Baseando-me e acrescentando valor à magnífica ideia do “Europe’s West Coast” by BBDO, proponho:

- A construção de 10 ou 12 casinos à volta de Lisboa, para ajudar a malta a torrar os tostões que ainda restam enchendo os cofres do Estado, impedir a entrada das hordas de suburbanos nas noites de fim-de-semana, incentivar o turismo e com isto justificar o investimento no novo aeroporto e, duma forma geral, entreter a multidão mais regularmente do que com a espera pelos sorteios do euromilhões.

- Transformar toda a zona desde o Tejo até ao Douro num enorme espaço dedicado a urbanizações e lares para a terceira idade, para a nossa e para a dos outros. Há que ter visão para isto porque se trata do único futuro plausível: termas aqui e acolá, muita floresta cuidada, rios e serra q.b. para actividades ao ar livre não demasiado radicais, um pouco de praia atlântica para quem não gosta de ir a banhos, frutinha e vegetais de qualidade e vinho, muito vinho para ajudar a animar os espíritos. Emprego geriátrico para quem quiser e as pensões de reforma dos países ocidentais a entrarem em torrente.

- Fazer do belo Alentejo uma gigantesca hollywood, para produção de filmes, novelas e reality-shows também.
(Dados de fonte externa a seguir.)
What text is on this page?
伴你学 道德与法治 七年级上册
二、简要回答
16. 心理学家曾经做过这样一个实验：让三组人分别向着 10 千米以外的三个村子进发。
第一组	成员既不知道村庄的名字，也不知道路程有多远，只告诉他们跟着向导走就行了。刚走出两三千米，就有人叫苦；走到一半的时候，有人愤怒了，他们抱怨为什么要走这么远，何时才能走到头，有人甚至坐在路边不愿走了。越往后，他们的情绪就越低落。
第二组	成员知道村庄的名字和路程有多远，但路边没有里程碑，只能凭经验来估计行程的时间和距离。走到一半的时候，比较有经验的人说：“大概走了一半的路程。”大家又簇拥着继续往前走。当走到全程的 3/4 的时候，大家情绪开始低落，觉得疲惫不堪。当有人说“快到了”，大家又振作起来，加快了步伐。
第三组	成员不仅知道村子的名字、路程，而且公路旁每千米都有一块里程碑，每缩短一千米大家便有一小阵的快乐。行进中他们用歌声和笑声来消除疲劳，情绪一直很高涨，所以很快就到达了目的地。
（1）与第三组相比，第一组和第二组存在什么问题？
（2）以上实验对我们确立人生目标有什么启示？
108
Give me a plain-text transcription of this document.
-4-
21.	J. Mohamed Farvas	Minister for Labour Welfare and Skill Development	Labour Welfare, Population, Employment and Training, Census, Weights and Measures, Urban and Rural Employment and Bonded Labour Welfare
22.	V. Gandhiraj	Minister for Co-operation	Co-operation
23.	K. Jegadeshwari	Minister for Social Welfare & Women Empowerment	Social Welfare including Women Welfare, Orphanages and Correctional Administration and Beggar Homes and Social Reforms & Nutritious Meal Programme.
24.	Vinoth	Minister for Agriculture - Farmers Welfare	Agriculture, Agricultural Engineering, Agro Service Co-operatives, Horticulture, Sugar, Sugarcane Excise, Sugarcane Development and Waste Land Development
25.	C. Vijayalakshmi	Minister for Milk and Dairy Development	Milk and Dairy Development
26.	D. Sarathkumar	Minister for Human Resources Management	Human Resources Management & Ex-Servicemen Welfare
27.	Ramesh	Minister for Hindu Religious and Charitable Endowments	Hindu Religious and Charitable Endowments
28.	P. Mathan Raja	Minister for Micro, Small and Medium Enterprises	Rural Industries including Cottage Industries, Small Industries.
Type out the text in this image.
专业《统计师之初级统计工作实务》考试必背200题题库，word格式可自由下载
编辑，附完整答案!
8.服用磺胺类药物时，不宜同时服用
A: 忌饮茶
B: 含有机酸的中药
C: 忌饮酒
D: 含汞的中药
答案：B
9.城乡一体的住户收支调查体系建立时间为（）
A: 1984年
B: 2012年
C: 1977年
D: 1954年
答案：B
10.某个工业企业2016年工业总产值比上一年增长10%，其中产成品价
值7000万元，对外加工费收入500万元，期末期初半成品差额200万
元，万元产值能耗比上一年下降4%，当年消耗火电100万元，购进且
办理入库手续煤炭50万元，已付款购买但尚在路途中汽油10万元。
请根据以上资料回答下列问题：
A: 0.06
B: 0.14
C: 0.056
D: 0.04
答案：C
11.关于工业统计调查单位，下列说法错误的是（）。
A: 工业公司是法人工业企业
Imaginem lá os montes alentejanos todos transformados em magníficos cenários de grandes produções, telenovelas mexicanas ou casas big-brother ou similar. Os velhotes indígenas a verem passar as estrelas, mais uns quantos resorts para entreter as ditas, meia-dúzia de aeródromos para os jatinhos particulares e toda a gente satisfeita a papar umas migas e a trincar costeletinhas de borrego. Uma delícia!

Enfim, com o Algarve já não temos que nos preocupar, as ilhas poderiam continuar a ser subsidiadas à custa do cash-flow do continente e para norte do Douro, poderíamos sempre ir pensando num parque jurássico. Bora lá?